De la balle de ping-pong à la visite de Trump à Pékin — 1971 · 2026
Depuis un demi-siècle, chaque tête-à-tête entre Washington et Pékin a redessiné, à sa façon, l’ordre mondial. Ces rencontres ne sont pas de simples photos diplomatiques : ce sont des inflexions historiques dont les effets se mesurent en décennies. Une balle de ping-pong, un chapeau de cowboy texan, une poignée de main dans la Cité interdite, ou les négociations marathon d’un accord commercial — autant de moments qui ont propulsé la Chine de 2 % du PIB mondial en 1972 à la veille de dépasser les États-Unis comme première puissance économique mondiale.
1971 — La diplomatie du ping-pong. Tout commence sur une table de tennis de table. Lors des championnats du monde au Japon, le joueur américain Glenn Cowan monte par erreur dans le bus de l’équipe chinoise. Le champion Zhuang Zedong lui offre un cadeau symbolique. Les photos font le tour du monde. Mao saisit l’occasion : quelques jours plus tard, les pongistes américains sont invités à Pékin. Une balle de ping-pong vient d’ouvrir une brèche diplomatique de vingt-trois ans de rupture totale.
1972 — Nixon serre la main de Mao. Nixon, anticommuniste de la première heure, pose le pied à Pékin. La Chine ne représente alors que 2 % du PIB mondial. Soixante-cinq minutes d’entretien dans la bibliothèque de la Cité interdite, puis des heures de négociations avec Zhou Enlai. Le Communiqué de Shanghai acte le pivot géostratégique contre l’URSS. Cette poignée de main crée les conditions du « miracle chinois » à venir.
1979 — Deng Xiaoping découvre l’Amérique. Trois ans après la mort de Mao, Deng débarque à Washington. Carter et lui normalisent officiellement les relations diplomatiques, rompant avec Taïwan.
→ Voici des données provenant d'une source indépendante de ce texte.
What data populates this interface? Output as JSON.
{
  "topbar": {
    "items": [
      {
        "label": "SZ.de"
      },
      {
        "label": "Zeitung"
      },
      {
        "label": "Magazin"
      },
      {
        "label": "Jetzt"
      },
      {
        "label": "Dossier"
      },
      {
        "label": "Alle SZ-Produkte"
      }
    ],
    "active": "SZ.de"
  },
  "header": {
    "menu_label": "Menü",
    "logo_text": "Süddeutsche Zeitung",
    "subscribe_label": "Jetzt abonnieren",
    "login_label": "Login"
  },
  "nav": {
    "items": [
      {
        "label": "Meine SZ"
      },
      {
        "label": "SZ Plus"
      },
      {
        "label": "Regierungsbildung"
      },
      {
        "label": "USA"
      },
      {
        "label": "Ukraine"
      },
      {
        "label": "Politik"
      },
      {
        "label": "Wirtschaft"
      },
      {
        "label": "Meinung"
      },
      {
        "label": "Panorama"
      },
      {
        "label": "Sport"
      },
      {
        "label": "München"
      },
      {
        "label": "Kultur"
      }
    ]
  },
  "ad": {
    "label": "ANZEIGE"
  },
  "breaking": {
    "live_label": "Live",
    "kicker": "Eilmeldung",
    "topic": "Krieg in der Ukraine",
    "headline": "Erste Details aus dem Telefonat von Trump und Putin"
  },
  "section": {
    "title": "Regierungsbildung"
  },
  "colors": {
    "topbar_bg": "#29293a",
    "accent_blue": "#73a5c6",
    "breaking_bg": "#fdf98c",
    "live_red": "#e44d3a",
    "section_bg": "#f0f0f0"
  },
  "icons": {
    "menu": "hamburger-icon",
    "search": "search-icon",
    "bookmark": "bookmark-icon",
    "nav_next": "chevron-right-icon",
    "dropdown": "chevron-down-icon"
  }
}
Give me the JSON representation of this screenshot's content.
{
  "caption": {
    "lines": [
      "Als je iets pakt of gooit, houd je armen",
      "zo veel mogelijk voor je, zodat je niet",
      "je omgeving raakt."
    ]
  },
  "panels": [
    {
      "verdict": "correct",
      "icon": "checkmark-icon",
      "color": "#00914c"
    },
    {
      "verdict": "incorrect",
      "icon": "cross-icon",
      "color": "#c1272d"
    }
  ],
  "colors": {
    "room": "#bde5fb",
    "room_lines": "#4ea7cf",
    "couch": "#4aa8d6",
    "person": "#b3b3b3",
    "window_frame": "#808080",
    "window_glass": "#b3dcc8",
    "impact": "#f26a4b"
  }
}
Mais Deng fait aussi un grand tour technologique : la NASA à Houston, Boeing à Seattle, Coca-Cola à Atlanta. Le message est limpide — la Chine veut le savoir-faire occidental. Dès 1983, une usine Coca-Cola ouvre dans le Guangdong. Deng popularise une formule appelée à devenir emblématique : « S’enrichir est glorieux. »
2001 — L’OMC comme catalyseur. Après des négociations marathon entre Clinton et le Premier ministre Zhu Rongji, la Chine entre officiellement à l’Organisation mondiale du commerce le 11 décembre 2001. Les effets sont spectaculaires : les exportations chinoises passent de 266 milliards de dollars à plus de 1 500 milliards en moins de dix ans. La Chine devient le premier exportateur mondial, puis la deuxième puissance économique mondiale.
2026 — Trump à Pékin, le choc des empereurs. Première visite d’un président américain en Chine depuis 2017. Trump veut « faire mieux que Nixon » et arracher un grand deal commercial et géopolitique. Face à lui, Xi joue la carte des terres rares. Le contraste résume tout : l’improvisation contre la planification millimétrée. Et la différence avec 1972 est vertigineuse — la Chine pourrait dépasser les États-Unis comme première puissance économique mondiale dès 2030.
La différence avec 1972 est vertigineuse. Nixon négociait depuis une position d’hégémonie absolu face à une Chine pesant 2 % du PIB mondial. En 2026, la partie se joue entre quasi-égaux : les prévisionnistes estiment que la Chine pourrait dépasser les États-Unis et devenir la première puissance économique mondiale à l’horizon 2030.